Cathédrale Bonne de Carlat

Boue-sur-Marne, depuis sa création, a toujours été lié de très près à la religion chrétienne. C’est pour célébrer cette solide et durable foi des Boueux qu’un curé du village, le père Desbriques, décide en 1386 de la construction d’un édifice religieux monumental. La construction s’effectue globalement sans problème est est achevée en 1537, un exploit pour un bâtiment de cette taille. Plus aucun archevêque n’est présent dans la cathédrale, du fait de l’excommunication de l’entièreté du village en 1801 pour une bête histoire de sandales.

C’est dans cette cathédrale que les fidèles boueux se réunissent chaque dimanche pour célébrer la messe donnée par le père Sonnification. La cathédrale Bonne de Carlat tire son nom de la bienheureuse Bonne de Carlat ou Bienheureuse Bonne d’Armagnac, une religieuse du XVème siècle n’ayant pas le moindre lien avec Boue-sur-Marne.

Il est possible de visiter gratuitement la cathédrale sans rendez-vous. Pour cela, il vous suffit de sonner au presbytère, indiqué par d’énormes flèches lumineuses, à deux pas de la cathédrale.

La cathédrale Bonne de Carlat regorge d’œuvres d’art époustouflantes et de trésors historiques.

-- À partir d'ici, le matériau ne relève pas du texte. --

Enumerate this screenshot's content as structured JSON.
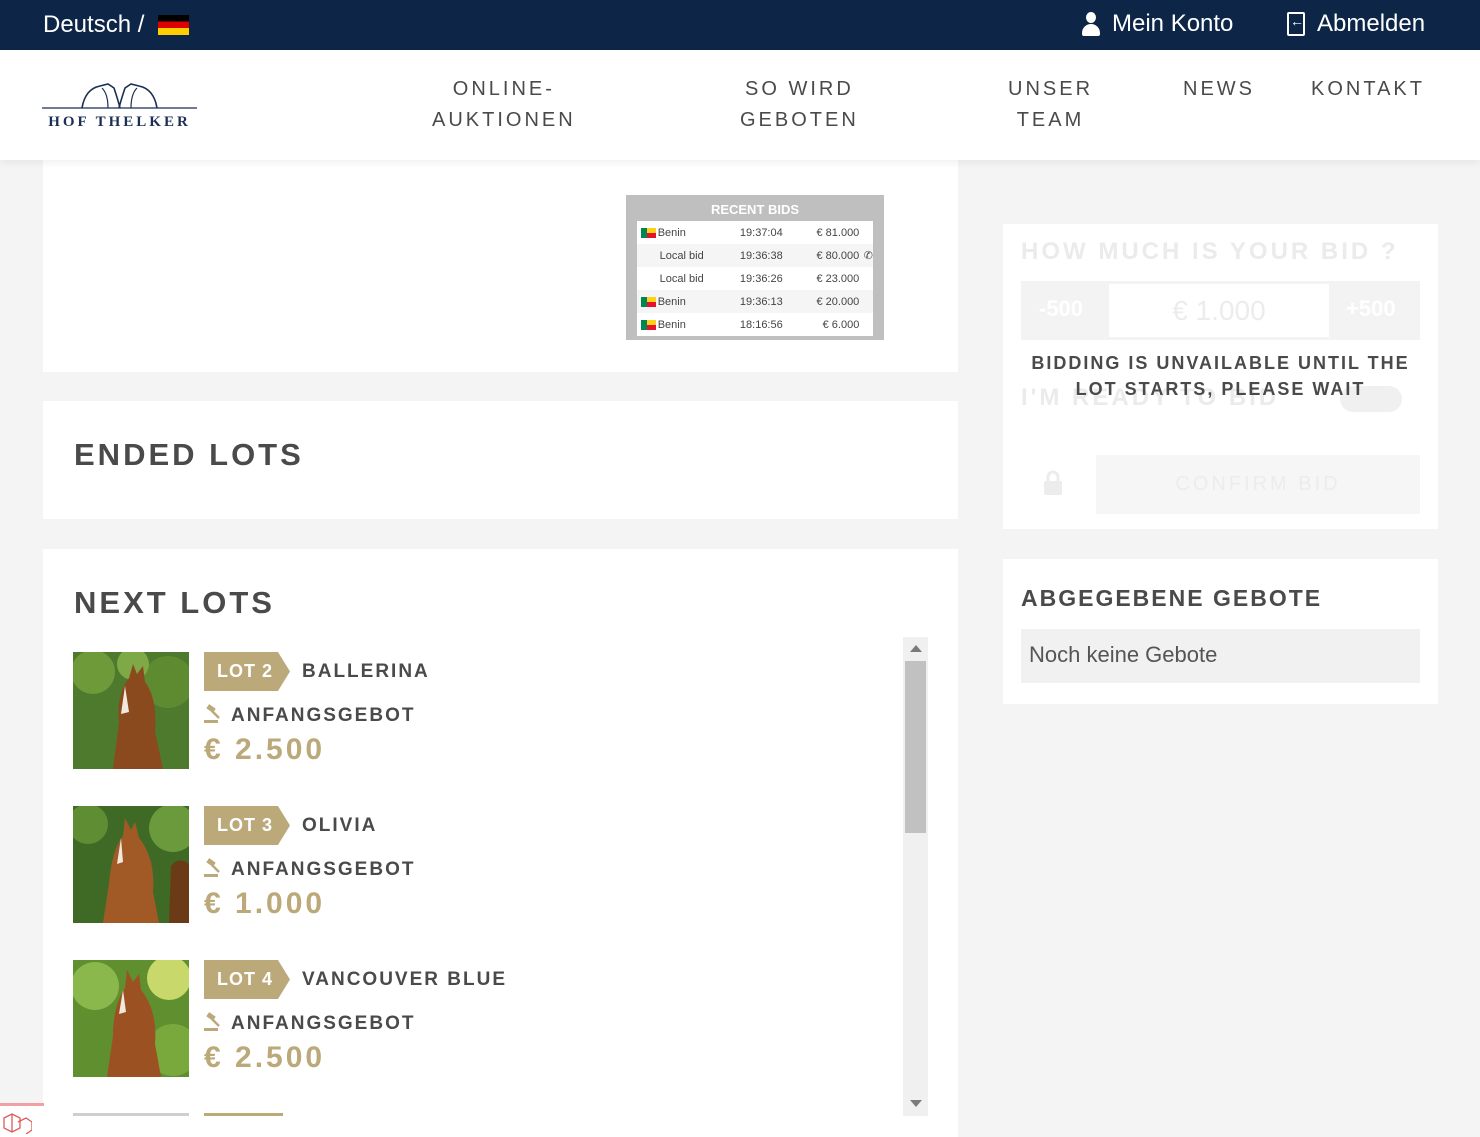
{
  "topbar": {
    "language": "Deutsch /",
    "account": "Mein Konto",
    "logout": "Abmelden"
  },
  "header": {
    "logo_text": "HOF THELKER",
    "nav": [
      {
        "line1": "ONLINE-",
        "line2": "AUKTIONEN"
      },
      {
        "line1": "SO WIRD",
        "line2": "GEBOTEN"
      },
      {
        "line1": "UNSER",
        "line2": "TEAM"
      },
      {
        "line1": "NEWS",
        "line2": ""
      },
      {
        "line1": "KONTAKT",
        "line2": ""
      }
    ]
  },
  "recent_bids": {
    "title": "RECENT BIDS",
    "rows": [
      {
        "country": "Benin",
        "time": "19:37:04",
        "amount": "€ 81.000",
        "flag": true,
        "phone": false
      },
      {
        "country": "Local bid",
        "time": "19:36:38",
        "amount": "€ 80.000",
        "flag": false,
        "phone": true
      },
      {
        "country": "Local bid",
        "time": "19:36:26",
        "amount": "€ 23.000",
        "flag": false,
        "phone": false
      },
      {
        "country": "Benin",
        "time": "19:36:13",
        "amount": "€ 20.000",
        "flag": true,
        "phone": false
      },
      {
        "country": "Benin",
        "time": "18:16:56",
        "amount": "€ 6.000",
        "flag": true,
        "phone": false
      }
    ]
  },
  "ended_lots": {
    "title": "ENDED LOTS"
  },
  "next_lots": {
    "title": "NEXT LOTS",
    "start_label": "ANFANGSGEBOT",
    "lots": [
      {
        "badge": "LOT 2",
        "name": "BALLERINA",
        "price": "€ 2.500"
      },
      {
        "badge": "LOT 3",
        "name": "OLIVIA",
        "price": "€ 1.000"
      },
      {
        "badge": "LOT 4",
        "name": "VANCOUVER BLUE",
        "price": "€ 2.500"
      }
    ]
  },
  "bid_panel": {
    "question": "HOW MUCH IS YOUR BID ?",
    "minus": "-500",
    "plus": "+500",
    "amount": "€ 1.000",
    "ready": "I'M READY TO BID",
    "unavailable_line1": "BIDDING IS UNVAILABLE UNTIL THE",
    "unavailable_line2": "LOT STARTS, PLEASE WAIT",
    "confirm": "CONFIRM BID"
  },
  "placed_bids": {
    "title": "ABGEGEBENE GEBOTE",
    "empty": "Noch keine Gebote"
  },
  "colors": {
    "topbar": "#0d2547",
    "gold": "#bca97a",
    "text": "#4a4a4a",
    "background": "#f4f4f4"
  }
}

On y trouve des sculptures et des statues d’une incroyable finesse, des tableaux réalisés avec une précision presque surhumaine, des reliques prestigieuses comme celles du Fils Prodigue de la fameuse parabole éponyme, et bien d’autres encore. Même l’architecture de l’édifice vous laissera sans voix.

Un objet sacré : les reliques du fils prodigue

Si vous n’êtes pas familier avec les écrits bibliques, vous ne connaissez peut-être pas la parabole du fils prodigue, qui est l’une des plus connues et importantes. Le Fils prodigue est l’une des paraboles donnée par Jésus de Nazareth, également appelée parabole du Fils perdu ou de l’Enfant prodigue ; on l’appelle quelquefois le Père miséricordieux, ou le Fils retrouvé, ou parabole du Père et des deux fils. Elle est relatée dans l’évangile selon Luc 15:11–32, où elle forme la dernière partie d’une trilogie, immédiatement précédée par les paraboles de la brebis égarée et celle de la drachme perdue. Cette parabole raconte le retour d’un fils qui revient, sans le sou, vivre auprès de ses parents après avoir dilapidé l’héritage qu’il avait réclamé. À sa surprise, il est néanmoins accueilli chaleureusement par son père, ce qui provoque la jalousie de son frère aîné.

Alors que beaucoup pensent que cette parabole est purement fictive, métaphorique, d’autres soutiennent que le Fils Prodigue a bel et bien vécu, et qu’il aurait même élevé des porcs à Boue sur Marne avant de retourner auprès de son père. Ses restes supposés reposent aujourd’hui dans la nef de la cathédrale Bonne de Carlat.